Asset returns occupy a special place in the history of economic thinking. From John Stuart Mill (1848) to Karl Marx (1872), the profession’s most influential thinkers have devoted much of their time to the study of interest and profits. Karl Marx famously built his political economy on the idea of the tendency of the profit rate to fall, which he introduced in chapter 3 of Capital.
Today, the accumulation of capital, the expansion of capital’s share in income, and the growth rate of the economy relative to the rate of return to capital play a central role in the current debate sparked by Thomas Piketty (2014) on the accumulation of wealth, growth, and inequality. Asset returns encapsulate fundamental features about an economy’s dynamics, such as attitudes toward risk and preferences over future consumption, demographic shifts in the share of borrowers versus savers, and the ebb and flow of inequality in societies. Understanding such features is critical in designing economic policy.
But what is the aggregate real rate of return in the economy? Is it higher than the growth rate of the economy and, if so, by how much? Is there a tendency for returns to fall in the long-run? Which particular assets have the highest long-run returns?
The latest release of the INET-sponsored Jordà-Schularick-Taylor Macrohistory Database (www.macrohistory.net/data) presents answers to these questions and opens up new avenues for research on wealth inequality, asset pricing, financial stability, and secular stagnation.

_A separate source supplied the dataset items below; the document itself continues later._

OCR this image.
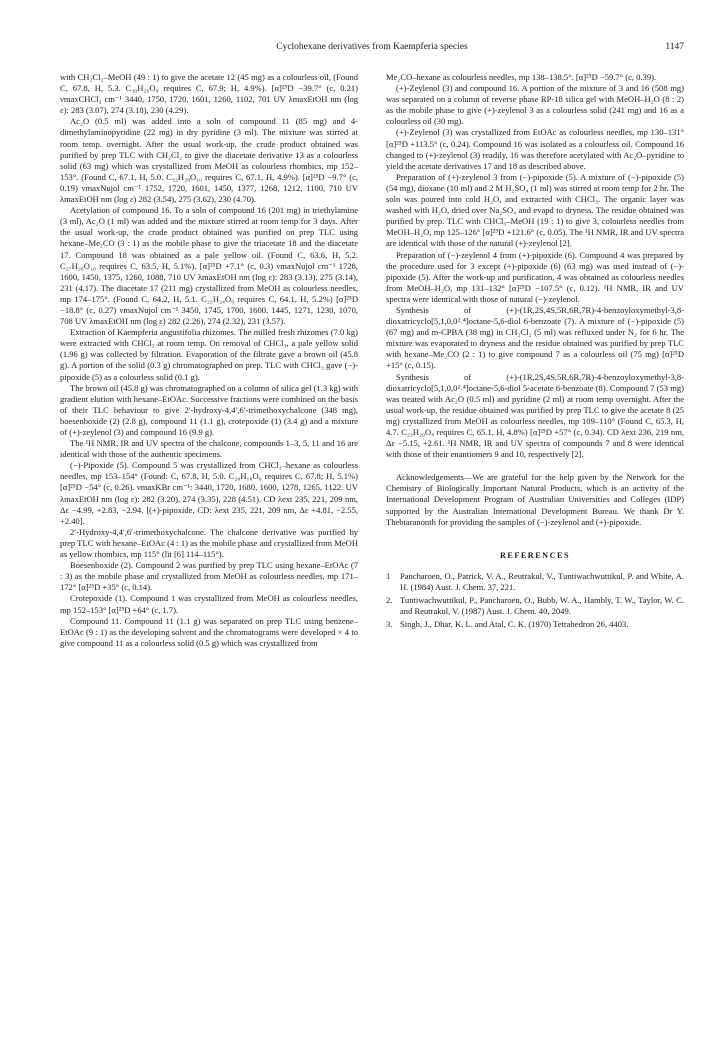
Cyclohexane derivatives from Kaempferia species	1147

with CH₂Cl₂–MeOH (49 : 1) to give the acetate 12 (45 mg) as a colourless oil, (Found C, 67.8, H, 5.3. C₃₀H₂₆O₉ requires C, 67.9; H, 4.9%). [α]²⁵D −39.7° (c, 0.21) νmaxCHCl₃ cm⁻¹ 3440, 1750, 1720, 1601, 1260, 1102, 701 UV λmaxEtOH nm (log ε): 283 (3.07), 274 (3.18), 230 (4.29).

Ac₂O (0.5 ml) was added into a soln of compound 11 (85 mg) and 4-dimethylaminopyridine (22 mg) in dry pyridine (3 ml). The mixture was stirred at room temp. overnight. After the usual work-up, the crude product obtained was purified by prep TLC with CH₂Cl₂ to give the diacetate derivative 13 as a colourless solid (63 mg) which was crystallized from MeOH as colourless rhombics, mp 152–153°. (Found C, 67.1, H, 5.0. C₃₂H₂₈O₁₀ requires C, 67.1, H, 4.9%). [α]²⁵D −9.7° (c, 0.19) νmaxNujol cm⁻¹ 1752, 1720, 1601, 1450, 1377, 1268, 1212, 1100, 710 UV λmaxEtOH nm (log ε) 282 (3.54), 275 (3.62), 230 (4.70).

Acetylation of compound 16. To a soln of compound 16 (201 mg) in triethylamine (3 ml), Ac₂O (1 ml) was added and the mixture stirred at room temp for 3 days. After the usual work-up, the crude product obtained was purified on prep TLC using hexane–Me₂CO (3 : 1) as the mobile phase to give the triacetate 18 and the diacetate 17. Compound 18 was obtained as a pale yellow oil. (Found C, 63.6, H, 5.2. C₂₇H₂₆O₁₀ requires C, 63.5, H, 5.1%). [α]²⁵D +7.1° (c, 0.3) νmaxNujol cm⁻¹ 1728, 1600, 1450, 1375, 1260, 1088, 710 UV λmaxEtOH nm (log ε): 283 (3.13), 275 (3.14), 231 (4.17). The diacetate 17 (211 mg) crystallized from MeOH as colourless needles, mp 174–175°. (Found C, 64.2, H, 5.1. C₂₅H₂₄O₉ requires C, 64.1, H, 5.2%) [α]²⁵D −18.8° (c, 0.27) νmaxNujol cm⁻¹ 3450, 1745, 1700, 1600, 1445, 1271, 1230, 1070, 708 UV λmaxEtOH nm (log ε) 282 (2.26), 274 (2.32), 231 (3.57).

Extraction of Kaempferia angustifolia rhizomes. The milled fresh rhizomes (7.0 kg) were extracted with CHCl₃ at room temp. On removal of CHCl₃, a pale yellow solid (1.96 g) was collected by filtration. Evaporation of the filtrate gave a brown oil (45.8 g). A portion of the solid (0.3 g) chromatographed on prep. TLC with CHCl₃ gave (−)-pipoxide (5) as a colourless solid (0.1 g).

The brown oil (45.8 g) was chromatographed on a column of silica gel (1.3 kg) with gradient elution with hexane–EtOAc. Successive fractions were combined on the basis of their TLC behaviour to give 2′-hydroxy-4,4′,6′-trimethoxychalcone (348 mg), boesenboxide (2) (2.8 g), compound 11 (1.1 g), crotepoxide (1) (3.4 g) and a mixture of (+)-zeylenol (3) and compound 16 (9.9 g).

The ¹H NMR, IR and UV spectra of the chalcone, compounds 1–3, 5, 11 and 16 are identical with those of the authentic specimens.

(−)-Pipoxide (5). Compound 5 was crystallized from CHCl₃–hexane as colourless needles, mp 153–154° (Found: C, 67.8, H, 5.0. C₂₀H₁₈O₆ requires C, 67.8; H, 5.1%) [α]²⁵D −54° (c, 0.26). νmaxKBr cm⁻¹: 3440, 1720, 1680, 1600, 1278, 1265, 1122. UV λmaxEtOH nm (log ε): 282 (3.20), 274 (3.35), 228 (4.51). CD λext 235, 221, 209 nm, Δε −4.99, +2.83, −2.94. [(+)-pipoxide, CD: λext 235, 221, 209 nm, Δε +4.81, −2.55, +2.40].

2′-Hydroxy-4,4′,6′-trimethoxychalcone. The chalcone derivative was purified by prep TLC with hexane–EtOAc (4 : 1) as the mobile phase and crystallized from MeOH as yellow rhombics, mp 115° (lit [6] 114–115°).

Boesenboxide (2). Compound 2 was purified by prep TLC using hexane–EtOAc (7 : 3) as the mobile phase and crystallized from MeOH as colourless needles, mp 171–172° [α]²⁵D +35° (c, 0.14).

Crotepoxide (1). Compound 1 was crystallized from MeOH as colourless needles, mp 152–153° [α]²⁵D +64° (c, 1.7).

Compound 11. Compound 11 (1.1 g) was separated on prep TLC using benzene–EtOAc (9 : 1) as the developing solvent and the chromatograms were developed × 4 to give compound 11 as a colourless solid (0.5 g) which was crystallized from

Me₂CO–hexane as colourless needles, mp 138–138.5°. [α]²⁵D −59.7° (c, 0.39).

(+)-Zeylenol (3) and compound 16. A portion of the mixture of 3 and 16 (508 mg) was separated on a column of reverse phase RP-18 silica gel with MeOH–H₂O (8 : 2) as the mobile phase to give (+)-zeylenol 3 as a colourless solid (241 mg) and 16 as a colourless oil (30 mg).

(+)-Zeylenol (3) was crystallized from EtOAc as colourless needles, mp 130–131° [α]²⁵D +113.5° (c, 0.24). Compound 16 was isolated as a colourless oil. Compound 16 changed to (+)-zeylenol (3) readily, 16 was therefore acetylated with Ac₂O–pyridine to yield the acetate derivatives 17 and 18 as described above.

Preparation of (+)-zeylenol 3 from (−)-pipoxide (5). A mixture of (−)-pipoxide (5) (54 mg), dioxane (10 ml) and 2 M H₂SO₄ (1 ml) was stirred at room temp for 2 hr. The soln was poured into cold H₂O, and extracted with CHCl₃. The organic layer was washed with H₂O, dried over Na₂SO₄ and evapd to dryness. The residue obtained was purified by prep. TLC with CHCl₃–MeOH (19 : 1) to give 3, colourless needles from MeOH–H₂O, mp 125–126° [α]²⁵D +121.6° (c, 0.05). The ¹H NMR, IR and UV spectra are identical with those of the natural (+)-zeylenol [2].

Preparation of (−)-zeylenol 4 from (+)-pipoxide (6). Compound 4 was prepared by the procedure used for 3 except (+)-pipoxide (6) (63 mg) was used instead of (−)-pipoxide (5). After the work-up and purification, 4 was obtained as colourless needles from MeOH–H₂O, mp 131–132° [α]²⁵D −107.5° (c, 0.12). ¹H NMR, IR and UV spectra were identical with those of natural (−)-zeylenol.

Synthesis of (+)-(1R,2S,4S,5R,6R,7R)-4-benzoyloxymethyl-3,8-dioxatricyclo[5,1,0,0²˒⁴]octane-5,6-diol 6-benzoate (7). A mixture of (−)-pipoxide (5) (67 mg) and m-CPBA (38 mg) in CH₂Cl₂ (5 ml) was refluxed under N₂ for 6 hr. The mixture was evaporated to dryness and the residue obtained was purified by prep TLC with hexane–Me₂CO (2 : 1) to give compound 7 as a colourless oil (75 mg) [α]²⁵D +15° (c, 0.15).

Synthesis of (+)-(1R,2S,4S,5R,6R,7R)-4-benzoyloxymethyl-3,8-dioxatricyclo[5,1,0,0²˒⁴]octane-5,6-diol 5-acetate 6-benzoate (8). Compound 7 (53 mg) was treated with Ac₂O (0.5 ml) and pyridine (2 ml) at room temp overnight. After the usual work-up, the residue obtained was purified by prep TLC to give the acetate 8 (25 mg) crystallized from MeOH as colourless needles, mp 109–110° (Found C, 65.3, H, 4.7. C₂₃H₂₀O₈ requires C, 65.1, H, 4.8%) [α]²⁵D +57° (c, 0.34). CD λext 236, 219 nm, Δε −5.15, +2.61. ¹H NMR, IR and UV spectra of compounds 7 and 8 were identical with those of their enantiomers 9 and 10, respectively [2].

Acknowledgements—We are grateful for the help given by the Network for the Chemistry of Biologically Important Natural Products, which is an activity of the International Development Program of Australian Universities and Colleges (IDP) supported by the Australian International Development Bureau. We thank Dr Y. Thebtaranonth for providing the samples of (−)-zeylenol and (+)-pipoxide.

REFERENCES
1 Pancharoen, O., Patrick, V. A., Reutrakul, V., Tuntiwachwuttikul, P. and White, A. H. (1984) Aust. J. Chem. 37, 221.
2. Tuntiwachwuttikul, P., Pancharoen, O., Bubb, W. A., Hambly, T. W., Taylor, W. C. and Reutrakul, V. (1987) Aust. J. Chem. 40, 2049.
3. Singh, J., Dhar, K. L. and Atal, C. K. (1970) Tetrahedron 26, 4403.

The new database covers total returns for all important assets classes—equity, housing, bonds, and bills—across 16 advanced economies from 1870 to 2015.
The data and some key insights are presented in the paper “The Rate of Return on Everything” (Jordà, Knoll, Kuvshinov, Schularick, and Taylor 2019). For the first time the paper presents historical returns on the largest but oft ignored component of household wealth, housing. The database also documents annual equity, bond, and bill returns.
Computed from original sources, the data confirm that returns on wealth are higher than the rate of growth of the economy. Comparing returns on wealth to growth, or “r minus g” in Piketty’s vernacular, the data show that in fact “r >> g” for more countries, more years, and more dramatically than Piketty himself reported. The only exceptions to “r>>g” happen in very special periods: the years in or right around wartime.
Another important insight is that total returns on residential real estate are on a par with the returns to equities—on average about 7% per annum—but they are far less volatile. In some countries and some periods, equities have performed slightly better than housing, but only at the cost of much higher volatility and higher synchronicity with the business cycle.
The data also show that the real returns on safe assets have been very volatile over the long-run—surprisingly, more so than risky returns. Each of the world wars was a moment of very low real safe rates, well below zero. So was the 1970s inflation and growth crises. The peaks in the real safe rate occurred during gold standard times, in the interwar period, and in the mid-1980s fight against inflation. Real safe returns have been low on average, in the 1%–3% range for peacetime periods. This combination of low returns and high volatility has offered a poor risk-return trade-off to investors, and has been a boon to government finances.
The data set out a rich agenda for future research. Many issues remain to be explored, in particular the fundamental determinants that drive the returns on each of the asset class in typical economies. The introduction of this new universe of asset return data can provide a basis for new explorations of fundamental economic questions in years to come.
Other than data on returns, the Macrohistory Database also comprised a wide range of macroeconomic and financial data (including data for credit, interest rates, and public debt) spanning the years 1870 to today on an annual basis. Supported by INET, the database has been constructed over the past decade. All data are available free of charge online at www.macrohistory.net/data.
Jordà, Òscar, Katharina Knoll, Dmitry Kuvshinov, Moritz Schularick, and Alan M. Taylor. 2019. The Rate of Return on Everything, 1870–2015. The Quarterly Journal of Economics.
Marx, Karl. 1872. Das Kapital. London: Lawrence and Wishart.
Mill, John Stuart. 1848. Principles of Political Economy, with Some of their Applications to Social Philosophy. London: Parker.
Piketty, Thomas. 2014. Capital in the Twenty-First Century. Cambridge, Mass.: Harvard University Press.